Various species of woodpeckers exist, in different sizes and colors, but most share the same distinctive physical features. Woodpeckers have sharp, pointy beaks, small legs and stiff tail feathers. The birds range from 7 to 15 inches in length. Colors include red, yellow, white and black, with a mix of hues seen on the feathers and head. Woodpeckers make a distinct hammering sound when boring into wood with their beaks.
Woodpeckers leave a series of holes in the tree branches or trucks while looking for food, a home or to find a mate. The holes may consist of lines across the trunk or appear in clusters, depending on the species and whether the bird is nesting in the tree. Woodpeckers may drill more than one row in the tree to get at tree sap and the insects inside. Heavy damage from woodpeckers causes entire sections of bark and wood to fall off the tree, weakened by the bored holes.

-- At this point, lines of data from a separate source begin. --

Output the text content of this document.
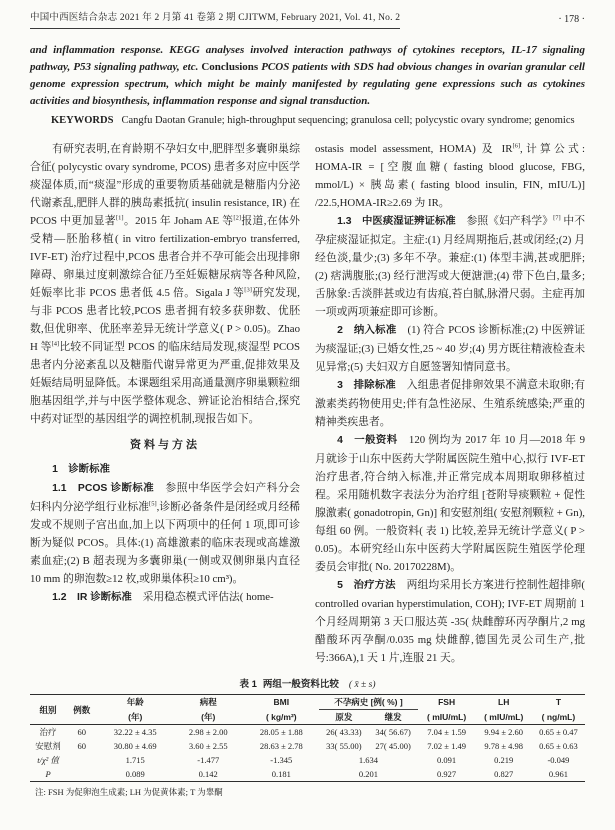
中国中西医结合杂志 2021 年 2 月第 41 卷第 2 期 CJITWM, February 2021, Vol. 41, No. 2	· 178 ·
and inflammation response. KEGG analyses involved interaction pathways of cytokines receptors, IL-17 signaling pathway, P53 signaling pathway, etc. Conclusions PCOS patients with SDS had obvious changes in ovarian granular cell genome expression spectrum, which might be mainly manifested by regulating gene expressions such as cytokines activities and biosynthesis, inflammation response and signal transduction.
KEYWORDS Cangfu Daotan Granule; high-throughput sequencing; granulosa cell; polycystic ovary syndrome; genomics

有研究表明,在育龄期不孕妇女中,肥胖型多囊卵巢综合征( polycystic ovary syndrome, PCOS) 患者多对应中医学痰湿体质,而“痰湿”形成的重要物质基础就是糖脂内分泌代谢紊乱,肥胖人群的胰岛素抵抗( insulin resistance, IR) 在 PCOS 中更加显著[1]。2015 年 Joham AE 等[2]报道,在体外受精—胚胎移植( in vitro fertilization-embryo transferred, IVF-ET) 治疗过程中,PCOS 患者合并不孕可能会出现排卵障碍、卵巢过度刺激综合征乃至妊娠糖尿病等各种风险,妊娠率比非 PCOS 患者低 4.5 倍。Sigala J 等[3]研究发现,与非 PCOS 患者比较,PCOS 患者拥有较多获卵数、优胚数,但优卵率、优胚率差异无统计学意义( P > 0.05)。Zhao H 等[4]比较不同证型 PCOS 的临床结局发现,痰湿型 PCOS 患者内分泌紊乱以及糖脂代谢异常更为严重,促排效果及妊娠结局明显降低。本课题组采用高通量测序卵巢颗粒细胞基因组学,并与中医学整体观念、辨证论治相结合,探究中药对证型的基因组学的调控机制,现报告如下。

资料与方法

1　诊断标准

1.1　PCOS 诊断标准　参照中华医学会妇产科分会妇科内分泌学组行业标准[5],诊断必备条件是闭经或月经稀发或不规则子宫出血,加上以下两项中的任何 1 项,即可诊断为疑似 PCOS。具体:(1) 高雄激素的临床表现或高雄激素血症;(2) B 超表现为多囊卵巢(一侧或双侧卵巢内直径 10 mm 的卵泡数≥12 枚,或卵巢体积≥10 cm³)。

1.2　IR 诊断标准　采用稳态模式评估法( home-

ostasis model assessment, HOMA) 及 IR[6],计算公式: HOMA-IR = [空腹血糖( fasting blood glucose, FBG, mmol/L) × 胰岛素( fasting blood insulin, FIN, mIU/L)] /22.5,HOMA-IR≥2.69 为 IR。

1.3　中医痰湿证辨证标准　参照《妇产科学》[7] 中不孕症痰湿证拟定。主症:(1) 月经周期拖后,甚或闭经;(2) 月经色淡,量少;(3) 多年不孕。兼症:(1) 体型丰满,甚或肥胖;(2) 痞满腹胀;(3) 经行泄泻或大便溏泄;(4) 带下色白,量多;舌脉象:舌淡胖甚或边有齿痕,苔白腻,脉滑尺弱。主症再加一项或两项兼症即可诊断。

2　纳入标准　(1) 符合 PCOS 诊断标准;(2) 中医辨证为痰湿证;(3) 已婚女性,25 ~ 40 岁;(4) 男方既往精液检查未见异常;(5) 夫妇双方自愿签署知情同意书。

3　排除标准　入组患者促排卵效果不满意未取卵;有激素类药物使用史;伴有急性泌尿、生殖系统感染;严重的精神类疾患者。

4　一般资料　120 例均为 2017 年 10 月—2018 年 9 月就诊于山东中医药大学附属医院生殖中心,拟行 IVF-ET 治疗患者,符合纳入标准,并正常完成本周期取卵移植过程。采用随机数字表法分为治疗组 [苍附导痰颗粒 + 促性腺激素( gonadotropin, Gn)] 和安慰剂组( 安慰剂颗粒 + Gn),每组 60 例。一般资料( 表 1) 比较,差异无统计学意义( P > 0.05)。本研究经山东中医药大学附属医院生殖医学伦理委员会审批( No. 20170228M)。

5　治疗方法　两组均采用长方案进行控制性超排卵( controlled ovarian hyperstimulation, COH); IVF-ET 周期前 1 个月经周期第 3 天口服达英 -35( 炔雌醇环丙孕酮片,2 mg 醋酸环丙孕酮/0.035 mg 炔雌醇,德国先灵公司生产,批号:366A),1 天 1 片,连服 21 天。

表 1 两组一般资料比较 ( x̄ ± s)
组别	例数	年龄	病程	BMI	不孕病史 [例( %) ]		FSH	LH	T
		(年)	(年)	( kg/m²)	原发	继发	( mIU/mL)	( mIU/mL)	( ng/mL)
治疗	60	32.22 ± 4.35	2.98 ± 2.00	28.05 ± 1.88	26( 43.33)	34( 56.67)	7.04 ± 1.59	9.94 ± 2.60	0.65 ± 0.47
安慰剂	60	30.80 ± 4.69	3.60 ± 2.55	28.63 ± 2.78	33( 55.00)	27( 45.00)	7.02 ± 1.49	9.78 ± 4.98	0.65 ± 0.63
t/χ² 值		1.715	-1.477	-1.345	1.634		0.091	0.219	-0.049
P		0.089	0.142	0.181	0.201		0.927	0.827	0.961
注: FSH 为促卵泡生成素; LH 为促黄体素; T 为睾酮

Trees can typically survive minor woodpecker damage, but more extensive boring opens the tree to an insect infestation, disease and possibly death because of the exposed entry points. A girdled tree, or a tree missing sections of wood and bark, will die from the damage if the tissue cannot regrow. The tree cannot properly move water and nutrients needed to survive.
Preventive methods help deter woodpeckers. Hanging bright, reflective objects from the tree, such as mirrors or foil, repels the birds. Playing loud noises on a radio near the tree may keep woodpeckers away, as well as smearing a common sticky bird repellent over areas with visible damage. Covering holes with foil deters woodpeckers.
Do not use chemicals or lethal methods without a permit, as woodpeckers fall under the Federal Migratory Bird Treaty Act. You must get a permit from the Migratory Bird Permit Office of the U.S. Fish & Wildlife Service before using lethal methods on woodpeckers.